Chapter IX- Relates with the Offences against children.  Punishment for cruelty to a child, corporal punishment and alternative punishment are explained here. Other offences include, giving intoxicating liquor. Narcotics, or Psychotropic substances to a child, using children for vending, peddling, smuggling, exploitation of a child employee, use of child by militant or any other groups, sale or procurement of child for any reason, offences committed on disabled children, kidnapping and abduction of children and abetment. Other than the aforementioned offences,  any offence committed by a child under this Chapter, shall be considered as a child in conflict with the law under this act.

Chapter X- Is the miscellaneous chapter in this act.

The main provisions of the new act are that the act allows the trial of juveniles in conflict with law between the age of 16-18 years to be tried as adults, in the cases where the crimes were to be determined. The nature of the crimes and whether or not, a juvenile shall be tried as an adult is upto the Juvenile Justice Board. One of the reasons why this provision came in to force was because of the 2012  Delhi Gang rape case, where one of the accused was just short of 18 years and hence was being tried as a Juvenile.

The second major provision is with regards to adoption as discussed in Chapter VIII, bringing a better, more universally acceptable adoption law.

This act also marks the inclusion of the serious crimes apart from the heinous crimes. According to the Act, if a juvenile is charged with a heinous crime, he/she would be tried as an adult. Heinous crimes with a minimum imprisonment of seven years mostly relate to sexual offences and violent sexual crimes.


Union of India vs. Ramesh Bishnoi,  2019, 1173 SC

In this case the respondent had applied for the job of a sub-inspector in CISF and in the recruitment form, he was asked about whether any FIR was lodged against him, he mentioned all the facts truthfully and also stated that he was acquitted of the offence as there was no evidence against him, but he was denied of the job on the ground that a criminal case was lodged against the person in the past. This was taken upto and Supreme Court and it was held that any offence committed by a person as a child is no ground to deny him the appointment. Even if the juvenile is convicted, the same shall be obliterated so that there is no stigma with regard to any crime committed by such a person as a juvenile.

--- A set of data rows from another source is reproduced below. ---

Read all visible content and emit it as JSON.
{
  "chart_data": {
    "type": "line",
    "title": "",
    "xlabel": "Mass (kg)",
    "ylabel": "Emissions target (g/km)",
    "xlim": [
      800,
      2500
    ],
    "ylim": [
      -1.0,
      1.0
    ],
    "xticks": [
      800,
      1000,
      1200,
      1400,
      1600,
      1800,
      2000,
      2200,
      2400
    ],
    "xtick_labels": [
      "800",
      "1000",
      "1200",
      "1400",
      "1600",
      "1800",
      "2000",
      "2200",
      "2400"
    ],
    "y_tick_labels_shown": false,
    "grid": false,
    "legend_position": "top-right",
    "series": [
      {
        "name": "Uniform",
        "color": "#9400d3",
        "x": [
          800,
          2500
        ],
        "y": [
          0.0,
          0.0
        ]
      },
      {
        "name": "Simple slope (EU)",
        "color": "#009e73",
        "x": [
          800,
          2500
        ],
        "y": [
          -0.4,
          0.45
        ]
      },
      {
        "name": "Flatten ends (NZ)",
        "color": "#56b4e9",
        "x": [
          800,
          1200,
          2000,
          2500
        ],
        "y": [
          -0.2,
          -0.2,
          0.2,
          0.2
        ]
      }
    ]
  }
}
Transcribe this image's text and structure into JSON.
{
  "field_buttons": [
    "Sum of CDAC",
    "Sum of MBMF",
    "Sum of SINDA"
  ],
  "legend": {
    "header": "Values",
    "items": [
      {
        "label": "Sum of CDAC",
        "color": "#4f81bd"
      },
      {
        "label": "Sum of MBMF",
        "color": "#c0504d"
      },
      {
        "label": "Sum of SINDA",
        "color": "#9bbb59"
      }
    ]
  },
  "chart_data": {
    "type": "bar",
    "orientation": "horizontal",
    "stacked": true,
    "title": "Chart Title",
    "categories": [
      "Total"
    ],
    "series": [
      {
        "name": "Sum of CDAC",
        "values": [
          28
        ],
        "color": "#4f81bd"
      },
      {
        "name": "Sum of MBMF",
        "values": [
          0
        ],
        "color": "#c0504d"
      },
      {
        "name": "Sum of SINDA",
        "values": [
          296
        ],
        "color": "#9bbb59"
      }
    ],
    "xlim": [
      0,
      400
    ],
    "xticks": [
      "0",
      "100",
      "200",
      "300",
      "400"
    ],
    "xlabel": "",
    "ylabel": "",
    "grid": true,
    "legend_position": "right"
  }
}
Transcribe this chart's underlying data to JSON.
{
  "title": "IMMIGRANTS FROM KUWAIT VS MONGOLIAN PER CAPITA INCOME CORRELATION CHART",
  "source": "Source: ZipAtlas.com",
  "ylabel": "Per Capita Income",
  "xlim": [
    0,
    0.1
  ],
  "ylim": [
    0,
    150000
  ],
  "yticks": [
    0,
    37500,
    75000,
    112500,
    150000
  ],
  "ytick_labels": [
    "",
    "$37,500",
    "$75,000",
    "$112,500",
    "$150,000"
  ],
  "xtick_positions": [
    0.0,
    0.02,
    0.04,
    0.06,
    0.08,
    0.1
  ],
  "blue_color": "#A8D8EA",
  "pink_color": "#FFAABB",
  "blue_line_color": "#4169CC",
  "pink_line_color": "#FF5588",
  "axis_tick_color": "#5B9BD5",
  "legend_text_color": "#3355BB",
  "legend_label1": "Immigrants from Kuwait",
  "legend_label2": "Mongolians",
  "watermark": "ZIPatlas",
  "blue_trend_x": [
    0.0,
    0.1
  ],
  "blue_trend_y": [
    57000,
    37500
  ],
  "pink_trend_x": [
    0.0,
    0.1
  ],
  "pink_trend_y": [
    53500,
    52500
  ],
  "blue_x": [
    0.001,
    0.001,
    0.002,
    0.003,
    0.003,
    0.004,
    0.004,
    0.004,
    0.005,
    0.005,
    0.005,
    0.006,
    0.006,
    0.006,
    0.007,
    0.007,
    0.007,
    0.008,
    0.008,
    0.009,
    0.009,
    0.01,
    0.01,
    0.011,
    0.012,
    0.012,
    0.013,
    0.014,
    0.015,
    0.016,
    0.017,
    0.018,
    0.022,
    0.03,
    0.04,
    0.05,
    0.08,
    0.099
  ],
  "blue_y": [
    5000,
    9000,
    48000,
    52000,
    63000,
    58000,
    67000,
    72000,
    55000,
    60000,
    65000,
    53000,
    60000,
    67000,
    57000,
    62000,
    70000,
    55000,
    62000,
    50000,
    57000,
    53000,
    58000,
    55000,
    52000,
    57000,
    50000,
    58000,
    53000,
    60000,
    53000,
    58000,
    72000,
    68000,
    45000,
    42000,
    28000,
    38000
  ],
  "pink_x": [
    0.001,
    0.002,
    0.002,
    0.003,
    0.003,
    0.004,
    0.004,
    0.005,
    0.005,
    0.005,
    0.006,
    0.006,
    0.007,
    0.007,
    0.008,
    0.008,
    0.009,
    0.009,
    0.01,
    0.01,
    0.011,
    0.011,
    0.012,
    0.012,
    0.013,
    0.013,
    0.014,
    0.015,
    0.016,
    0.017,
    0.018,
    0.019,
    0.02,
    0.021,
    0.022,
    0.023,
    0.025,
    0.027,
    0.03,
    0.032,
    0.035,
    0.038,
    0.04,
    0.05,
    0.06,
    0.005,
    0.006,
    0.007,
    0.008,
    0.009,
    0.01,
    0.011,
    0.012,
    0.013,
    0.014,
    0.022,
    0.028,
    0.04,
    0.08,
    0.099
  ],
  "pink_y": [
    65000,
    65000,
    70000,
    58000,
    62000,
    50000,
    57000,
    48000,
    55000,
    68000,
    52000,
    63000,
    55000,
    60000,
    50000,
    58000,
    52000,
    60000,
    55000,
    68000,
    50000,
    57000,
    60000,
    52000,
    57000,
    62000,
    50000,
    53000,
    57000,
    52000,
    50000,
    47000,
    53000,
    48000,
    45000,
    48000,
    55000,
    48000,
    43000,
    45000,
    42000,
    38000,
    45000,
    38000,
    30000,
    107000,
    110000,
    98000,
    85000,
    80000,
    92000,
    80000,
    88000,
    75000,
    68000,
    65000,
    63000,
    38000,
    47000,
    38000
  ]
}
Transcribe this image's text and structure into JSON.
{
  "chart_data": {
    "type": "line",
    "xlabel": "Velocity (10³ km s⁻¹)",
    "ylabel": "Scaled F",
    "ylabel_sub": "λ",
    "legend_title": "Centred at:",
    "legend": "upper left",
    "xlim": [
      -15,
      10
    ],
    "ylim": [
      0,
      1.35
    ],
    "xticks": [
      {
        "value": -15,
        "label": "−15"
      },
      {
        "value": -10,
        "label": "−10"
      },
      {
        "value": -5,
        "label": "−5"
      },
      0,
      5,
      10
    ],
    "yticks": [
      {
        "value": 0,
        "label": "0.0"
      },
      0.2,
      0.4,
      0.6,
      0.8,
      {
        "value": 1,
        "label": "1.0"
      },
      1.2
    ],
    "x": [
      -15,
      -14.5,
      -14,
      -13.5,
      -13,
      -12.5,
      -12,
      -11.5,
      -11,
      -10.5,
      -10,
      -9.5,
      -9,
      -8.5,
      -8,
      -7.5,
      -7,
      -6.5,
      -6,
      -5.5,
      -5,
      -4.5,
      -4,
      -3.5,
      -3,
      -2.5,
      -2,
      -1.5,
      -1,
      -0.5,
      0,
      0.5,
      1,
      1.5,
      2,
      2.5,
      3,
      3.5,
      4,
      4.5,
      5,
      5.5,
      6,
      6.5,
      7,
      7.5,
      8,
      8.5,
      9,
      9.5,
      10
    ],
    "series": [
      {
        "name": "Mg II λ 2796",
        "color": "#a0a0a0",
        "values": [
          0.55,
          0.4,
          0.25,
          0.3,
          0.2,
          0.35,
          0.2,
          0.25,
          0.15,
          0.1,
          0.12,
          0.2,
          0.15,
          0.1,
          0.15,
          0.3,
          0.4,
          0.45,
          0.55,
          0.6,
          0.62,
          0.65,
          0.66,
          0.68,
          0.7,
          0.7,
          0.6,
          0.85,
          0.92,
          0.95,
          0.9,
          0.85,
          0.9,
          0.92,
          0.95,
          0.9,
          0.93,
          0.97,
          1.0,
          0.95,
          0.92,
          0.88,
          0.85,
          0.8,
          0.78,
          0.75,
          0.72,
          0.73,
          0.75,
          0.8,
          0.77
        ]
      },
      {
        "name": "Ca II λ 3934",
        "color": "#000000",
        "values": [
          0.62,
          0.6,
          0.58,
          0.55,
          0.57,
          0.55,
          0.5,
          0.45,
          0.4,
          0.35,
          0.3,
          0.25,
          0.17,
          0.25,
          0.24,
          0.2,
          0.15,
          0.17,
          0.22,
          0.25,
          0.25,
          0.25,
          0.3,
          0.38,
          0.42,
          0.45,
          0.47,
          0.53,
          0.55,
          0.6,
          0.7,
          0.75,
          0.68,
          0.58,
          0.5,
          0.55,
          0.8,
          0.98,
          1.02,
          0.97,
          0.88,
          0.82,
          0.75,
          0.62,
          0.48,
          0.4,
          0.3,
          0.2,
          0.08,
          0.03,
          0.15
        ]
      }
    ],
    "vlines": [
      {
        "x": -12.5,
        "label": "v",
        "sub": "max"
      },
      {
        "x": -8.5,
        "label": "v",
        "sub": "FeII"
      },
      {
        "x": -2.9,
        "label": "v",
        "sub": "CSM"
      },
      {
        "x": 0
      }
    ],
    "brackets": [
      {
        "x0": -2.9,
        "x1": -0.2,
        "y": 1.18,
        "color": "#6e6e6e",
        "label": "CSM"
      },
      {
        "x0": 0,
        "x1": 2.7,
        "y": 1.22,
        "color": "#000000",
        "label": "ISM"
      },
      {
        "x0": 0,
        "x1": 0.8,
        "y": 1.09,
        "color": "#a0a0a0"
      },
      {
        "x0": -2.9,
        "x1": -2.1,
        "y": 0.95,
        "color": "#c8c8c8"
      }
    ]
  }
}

{Section 3 of the Juvenile Justice (Care and Protection of Children) Act, 2015}

National Commission for the Protection of Child Rights vs. Rajesh Kumar, 2020, 26 SC

In this case a child care institution in Jalpaiguri in West Bengal had indulged in a large scale child trafficking matter. Three things were held in the judgement. If State Commission has already started inquiry, National Commission should refrain from inquiring into matter. However, this does not mean that the National Commission cannot go into other larger questions which may have led to the  incidents of violation of child rights which need to be inquired into. Also, State Commission has the power to inquire into the matters which fall within its purview,  if  the illegality is such that it has inter-state or international ramifications and The State Commission asks for assistance from The National Commission or some other State Commission where the child may have been illegally trafficked, then The National Commission or other State Commissions should cooperate with The Commission inquiring into matter. And, NCPCR asked the State CID, West Bengal and DM for certain information including copies of papers seized, statement, copies of evidence and list of all arrested people. Neither The National Commission nor The State commission had jurisdiction over the criminal matter, hence, they cannot ask for copies of statements recorded by the investigating authorities.